Webb MILLER (Special UP Correspondent for India), The New York World-Telegram, Dharasana Camp, Surat District, Bombay Presidency, May 22, 1930.

Amazing scenes were witnessed yesterday when more than 2,500 Gandhi ‘volunteers’ advanced against the salt pans here in defiance of police regulations. The official government version of the raid, issued today, stated that ‘from Congress sources it is estimated 170 sustained injuries, but only three or four were seriously hurt.’

About noon yesterday I visited the temporary hospital in the Congress camp and counted more than 200 injured lying in rows on the ground. I verified by personal observation that they were suffering injuries. Today even the British owned newspapers give the total number at 320 …

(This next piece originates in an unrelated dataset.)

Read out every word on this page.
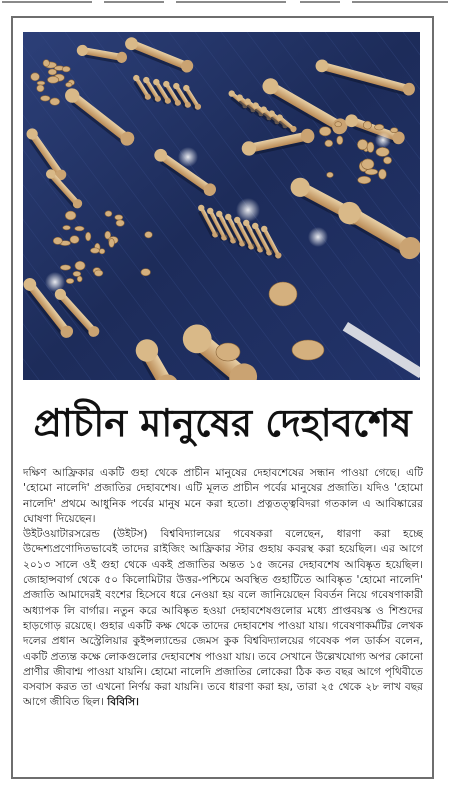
প্রাচীন মানুষের দেহাবশেষ

দক্ষিণ আফ্রিকার একটি গুহা থেকে প্রাচীন মানুষের দেহাবশেষের সন্ধান পাওয়া গেছে। এটি 'হোমো নালেদি' প্রজাতির দেহাবশেষ। এটি মূলত প্রাচীন পর্বের মানুষের প্রজাতি। যদিও 'হোমো নালেদি' প্রথমে আধুনিক পর্বের মানুষ মনে করা হতো। প্রত্নতত্ত্ববিদরা গতকাল এ আবিষ্কারের ঘোষণা দিয়েছেন।

উইটওয়াটারসরেন্ড (উইটস) বিশ্ববিদ্যালয়ের গবেষকরা বলেছেন, ধারণা করা হচ্ছে উদ্দেশ্যপ্রণোদিতভাবেই তাদের রাইজিং আফ্রিকার স্টার গুহায় কবরস্থ করা হয়েছিল। এর আগে ২০১৩ সালে ওই গুহা থেকে একই প্রজাতির অন্তত ১৫ জনের দেহাবশেষ আবিষ্কৃত হয়েছিল। জোহান্সবার্গ থেকে ৫০ কিলোমিটার উত্তর-পশ্চিমে অবস্থিত গুহাটিতে আবিষ্কৃত 'হোমো নালেদি' প্রজাতি আমাদেরই বংশের হিসেবে ধরে নেওয়া হয় বলে জানিয়েছেন বিবর্তন নিয়ে গবেষণাকারী অধ্যাপক লি বার্গার। নতুন করে আবিষ্কৃত হওয়া দেহাবশেষগুলোর মধ্যে প্রাপ্তবয়স্ক ও শিশুদের হাড়গোড় রয়েছে। গুহার একটি কক্ষ থেকে তাদের দেহাবশেষ পাওয়া যায়। গবেষণাকর্মটির লেখক দলের প্রধান অস্ট্রেলিয়ার কুইন্সল্যান্ডের জেমস কুক বিশ্ববিদ্যালয়ের গবেষক পল ডার্কস বলেন, একটি প্রত্যন্ত কক্ষে লোকগুলোর দেহাবশেষ পাওয়া যায়। তবে সেখানে উল্লেখযোগ্য অপর কোনো প্রাণীর জীবাশ্ম পাওয়া যায়নি। হোমো নালেদি প্রজাতির লোকেরা ঠিক কত বছর আগে পৃথিবীতে বসবাস করত তা এখনো নির্ণয় করা যায়নি। তবে ধারণা করা হয়, তারা ২৫ থেকে ২৮ লাখ বছর আগে জীবিত ছিল। বিবিসি।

The scene at Dharasana during the raid was astonishing and baffling to the Western mind accustomed to see violence met by violence, to expect a blow to be returned and a fight result. During the morning I saw and heard hundreds of blows inflicted by the police, but saw not a single blow returned by the volunteers. So far as I could observe the volunteers implicitly obeyed Gandhi’s creed of non-violence. In no case did I see a volunteer even raise an arm to deflect the blows from lathis. There were no outcries from the beaten Swarajists, only groans after they had submitted to their beating.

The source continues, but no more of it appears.